A large part of this weeks readings and viewings were focused on tactical communication using art. Art is by it’s very nature the best possible example of participatory media particularly in that it stems from the human need to communicate and connect.

I am certain we could have a decent discussion regarding whether or not looking at static images such as paintings, stills and sculpture, or watching a film could be considered participatory, but to me when you are engaged in any work of art you are participating at some level, and if the experience draws out an emotional response that you reflect on or share than you continue to participate. For the record whenever I think of looking at art I automatically go to this scene:

The art installations we looked at for this week were interactive and tactical, and they did serve as decent examples of tactical communication through art. The most interesting and successful example in my opinion was Rothenberg’s “Invisible Threads” piece, which has come up in several blog posts as the one that most people gravitated to. The integration of Second Life with the art project culminating in a real world (meat space) product while highlighting current production and distribution methods is well done, and poignant. This is a piece I would have loved to see live, just to see the way people interacted with it, and what their reception of it was in real time.

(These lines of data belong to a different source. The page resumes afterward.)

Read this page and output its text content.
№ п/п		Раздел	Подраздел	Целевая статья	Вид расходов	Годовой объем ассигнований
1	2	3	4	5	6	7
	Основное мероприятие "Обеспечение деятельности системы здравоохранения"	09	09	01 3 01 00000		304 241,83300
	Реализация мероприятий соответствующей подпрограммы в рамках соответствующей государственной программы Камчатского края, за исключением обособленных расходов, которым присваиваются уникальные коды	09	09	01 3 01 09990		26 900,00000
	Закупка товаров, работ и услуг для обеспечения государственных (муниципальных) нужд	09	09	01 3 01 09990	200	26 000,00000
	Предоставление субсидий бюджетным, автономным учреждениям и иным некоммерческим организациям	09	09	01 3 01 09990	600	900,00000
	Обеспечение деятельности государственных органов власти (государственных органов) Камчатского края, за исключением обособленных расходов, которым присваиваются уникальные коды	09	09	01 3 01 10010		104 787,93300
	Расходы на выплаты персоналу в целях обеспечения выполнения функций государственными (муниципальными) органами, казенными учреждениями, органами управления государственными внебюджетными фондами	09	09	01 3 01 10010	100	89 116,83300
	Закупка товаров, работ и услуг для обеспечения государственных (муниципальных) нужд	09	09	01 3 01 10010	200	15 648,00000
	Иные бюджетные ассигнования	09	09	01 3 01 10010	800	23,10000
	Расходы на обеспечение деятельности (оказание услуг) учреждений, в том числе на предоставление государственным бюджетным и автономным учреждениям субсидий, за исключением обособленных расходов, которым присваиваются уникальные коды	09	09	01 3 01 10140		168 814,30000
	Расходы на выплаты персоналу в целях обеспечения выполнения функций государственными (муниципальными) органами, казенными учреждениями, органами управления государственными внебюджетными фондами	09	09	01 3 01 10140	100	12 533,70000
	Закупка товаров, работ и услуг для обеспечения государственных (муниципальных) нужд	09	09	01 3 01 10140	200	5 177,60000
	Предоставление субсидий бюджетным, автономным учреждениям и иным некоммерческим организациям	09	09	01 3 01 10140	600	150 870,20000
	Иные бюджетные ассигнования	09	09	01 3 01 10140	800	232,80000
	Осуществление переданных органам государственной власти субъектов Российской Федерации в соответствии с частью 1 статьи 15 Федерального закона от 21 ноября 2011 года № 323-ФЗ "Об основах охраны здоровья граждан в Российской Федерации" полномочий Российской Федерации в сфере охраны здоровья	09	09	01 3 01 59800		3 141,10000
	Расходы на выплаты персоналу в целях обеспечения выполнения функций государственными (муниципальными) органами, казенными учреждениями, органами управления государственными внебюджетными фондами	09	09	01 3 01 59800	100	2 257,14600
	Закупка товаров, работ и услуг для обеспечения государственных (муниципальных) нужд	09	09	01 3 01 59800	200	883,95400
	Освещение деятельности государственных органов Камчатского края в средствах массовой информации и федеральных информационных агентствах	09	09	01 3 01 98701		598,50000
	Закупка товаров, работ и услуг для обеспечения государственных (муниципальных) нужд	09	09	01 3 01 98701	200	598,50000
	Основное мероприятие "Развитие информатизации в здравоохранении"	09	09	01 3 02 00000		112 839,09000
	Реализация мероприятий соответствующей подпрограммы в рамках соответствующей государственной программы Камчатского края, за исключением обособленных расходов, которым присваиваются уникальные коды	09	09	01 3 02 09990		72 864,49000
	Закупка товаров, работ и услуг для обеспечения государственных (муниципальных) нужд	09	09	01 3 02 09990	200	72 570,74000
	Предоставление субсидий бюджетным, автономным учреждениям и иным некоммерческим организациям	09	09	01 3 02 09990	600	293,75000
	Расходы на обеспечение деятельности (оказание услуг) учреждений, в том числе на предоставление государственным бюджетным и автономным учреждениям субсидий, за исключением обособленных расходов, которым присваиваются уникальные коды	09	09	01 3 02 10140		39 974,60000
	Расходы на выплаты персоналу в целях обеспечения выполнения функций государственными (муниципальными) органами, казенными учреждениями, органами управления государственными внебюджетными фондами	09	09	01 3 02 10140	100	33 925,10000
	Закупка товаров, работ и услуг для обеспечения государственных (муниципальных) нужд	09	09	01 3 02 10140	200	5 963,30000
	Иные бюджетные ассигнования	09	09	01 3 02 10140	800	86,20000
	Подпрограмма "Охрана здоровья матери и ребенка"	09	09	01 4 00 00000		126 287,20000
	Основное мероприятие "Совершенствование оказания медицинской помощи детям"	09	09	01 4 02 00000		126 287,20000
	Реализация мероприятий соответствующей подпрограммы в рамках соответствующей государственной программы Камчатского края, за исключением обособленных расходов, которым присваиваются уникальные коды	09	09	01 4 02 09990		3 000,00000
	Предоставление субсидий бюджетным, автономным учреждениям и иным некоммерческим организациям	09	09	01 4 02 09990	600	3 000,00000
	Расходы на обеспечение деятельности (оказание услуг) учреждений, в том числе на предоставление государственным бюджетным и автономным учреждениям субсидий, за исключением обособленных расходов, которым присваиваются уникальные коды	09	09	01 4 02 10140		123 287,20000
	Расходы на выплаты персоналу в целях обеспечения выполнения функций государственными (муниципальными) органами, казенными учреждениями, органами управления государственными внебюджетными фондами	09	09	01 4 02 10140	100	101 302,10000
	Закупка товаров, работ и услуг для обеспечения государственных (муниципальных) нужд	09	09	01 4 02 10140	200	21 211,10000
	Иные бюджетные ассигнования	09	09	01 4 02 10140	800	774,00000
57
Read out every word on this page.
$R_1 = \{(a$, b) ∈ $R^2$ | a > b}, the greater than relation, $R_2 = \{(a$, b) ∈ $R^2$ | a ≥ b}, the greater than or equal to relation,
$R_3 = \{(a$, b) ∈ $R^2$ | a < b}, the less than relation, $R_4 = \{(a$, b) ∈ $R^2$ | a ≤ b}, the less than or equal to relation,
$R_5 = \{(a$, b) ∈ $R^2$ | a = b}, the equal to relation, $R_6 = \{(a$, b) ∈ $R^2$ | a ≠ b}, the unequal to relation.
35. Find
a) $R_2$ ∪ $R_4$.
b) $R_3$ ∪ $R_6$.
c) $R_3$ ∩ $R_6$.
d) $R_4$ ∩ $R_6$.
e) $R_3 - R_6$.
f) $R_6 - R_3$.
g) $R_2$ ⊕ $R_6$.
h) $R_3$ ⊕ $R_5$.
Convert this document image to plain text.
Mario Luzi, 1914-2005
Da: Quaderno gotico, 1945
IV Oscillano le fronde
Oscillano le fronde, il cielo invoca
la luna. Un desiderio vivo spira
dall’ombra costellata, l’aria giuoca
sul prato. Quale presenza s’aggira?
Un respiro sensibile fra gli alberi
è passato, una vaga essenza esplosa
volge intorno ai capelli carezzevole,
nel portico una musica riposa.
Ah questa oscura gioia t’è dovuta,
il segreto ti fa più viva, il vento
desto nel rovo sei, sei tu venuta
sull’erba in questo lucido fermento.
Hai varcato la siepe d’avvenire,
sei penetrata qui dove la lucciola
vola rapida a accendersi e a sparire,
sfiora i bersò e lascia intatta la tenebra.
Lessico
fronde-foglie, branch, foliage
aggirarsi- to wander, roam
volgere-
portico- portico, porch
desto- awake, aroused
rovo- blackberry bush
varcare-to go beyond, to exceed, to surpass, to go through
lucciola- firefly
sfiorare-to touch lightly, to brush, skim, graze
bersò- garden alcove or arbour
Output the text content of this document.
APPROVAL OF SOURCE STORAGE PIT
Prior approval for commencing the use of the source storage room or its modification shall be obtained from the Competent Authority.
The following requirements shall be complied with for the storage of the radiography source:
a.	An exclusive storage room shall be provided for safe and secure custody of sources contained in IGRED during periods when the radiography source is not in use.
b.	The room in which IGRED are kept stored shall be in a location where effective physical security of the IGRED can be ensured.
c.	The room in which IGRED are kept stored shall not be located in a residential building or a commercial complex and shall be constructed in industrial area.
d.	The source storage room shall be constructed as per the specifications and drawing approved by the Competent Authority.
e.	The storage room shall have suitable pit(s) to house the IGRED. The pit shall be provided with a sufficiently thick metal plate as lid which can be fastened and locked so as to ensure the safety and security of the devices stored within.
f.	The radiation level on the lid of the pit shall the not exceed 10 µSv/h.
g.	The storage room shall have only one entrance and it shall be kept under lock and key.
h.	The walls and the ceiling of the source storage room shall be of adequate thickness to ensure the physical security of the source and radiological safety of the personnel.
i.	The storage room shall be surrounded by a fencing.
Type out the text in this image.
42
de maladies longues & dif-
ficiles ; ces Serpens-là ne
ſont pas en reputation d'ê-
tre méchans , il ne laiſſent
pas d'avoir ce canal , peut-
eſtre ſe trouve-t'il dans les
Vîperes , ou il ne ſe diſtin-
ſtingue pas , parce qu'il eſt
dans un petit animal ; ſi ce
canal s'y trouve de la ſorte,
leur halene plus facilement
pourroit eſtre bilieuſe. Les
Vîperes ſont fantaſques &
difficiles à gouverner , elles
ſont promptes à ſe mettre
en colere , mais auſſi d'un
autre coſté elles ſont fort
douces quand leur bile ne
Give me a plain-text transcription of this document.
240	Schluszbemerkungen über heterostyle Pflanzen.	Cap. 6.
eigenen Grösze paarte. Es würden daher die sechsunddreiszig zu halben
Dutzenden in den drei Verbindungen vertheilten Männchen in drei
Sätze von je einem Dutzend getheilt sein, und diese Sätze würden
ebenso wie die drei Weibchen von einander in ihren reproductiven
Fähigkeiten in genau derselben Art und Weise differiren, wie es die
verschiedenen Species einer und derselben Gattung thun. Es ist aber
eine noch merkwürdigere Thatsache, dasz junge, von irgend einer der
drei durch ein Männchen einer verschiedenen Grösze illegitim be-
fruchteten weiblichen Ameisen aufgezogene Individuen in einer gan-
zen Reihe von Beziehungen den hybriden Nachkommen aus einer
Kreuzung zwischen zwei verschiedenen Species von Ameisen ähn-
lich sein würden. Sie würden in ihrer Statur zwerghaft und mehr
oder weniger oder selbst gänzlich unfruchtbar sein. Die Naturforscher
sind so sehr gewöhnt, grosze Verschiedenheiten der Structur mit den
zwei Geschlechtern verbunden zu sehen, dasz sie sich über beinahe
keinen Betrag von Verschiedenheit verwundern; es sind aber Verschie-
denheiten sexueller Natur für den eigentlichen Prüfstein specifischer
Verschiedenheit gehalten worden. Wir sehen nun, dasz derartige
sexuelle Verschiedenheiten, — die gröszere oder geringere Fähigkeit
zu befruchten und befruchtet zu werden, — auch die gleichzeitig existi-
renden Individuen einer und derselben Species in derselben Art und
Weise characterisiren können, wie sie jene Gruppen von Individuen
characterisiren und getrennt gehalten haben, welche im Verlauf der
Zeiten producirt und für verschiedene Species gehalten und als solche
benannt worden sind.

What constitutes good art is incredibly subjective and too many words have been wasted by critics and enthusiasts while critiquing artists or their works. Determining what is “good” should be off our plates, but we can look at what makes a work of art successful and learn to adapt the things that make it successful to our own types of media. What determines whether a piece of art or media is successful?

A successful piece draws out an emotional response, fuels thought, starts conversation, or disrupts a person enough that the will ruminate on what they have seen and felt. Success doesn’t imply that any of those thoughts or feelings are positive, and I think that often the pieces that draw a negative response, (beyond simply not liking it), are more powerful and have a longer term impact on my thoughts. What we can take from successful are, no matter the style, the medium, or the message, is that in order to create any works or communicate any ideas we need to be able to express them emphatically through our works, and no one should be able to look at the things we do and label us fence walkers, in fact to me that is the single most important thing to take away, and that is in everything we do we should make sure it is not vanilla, boring, bland. or pointless.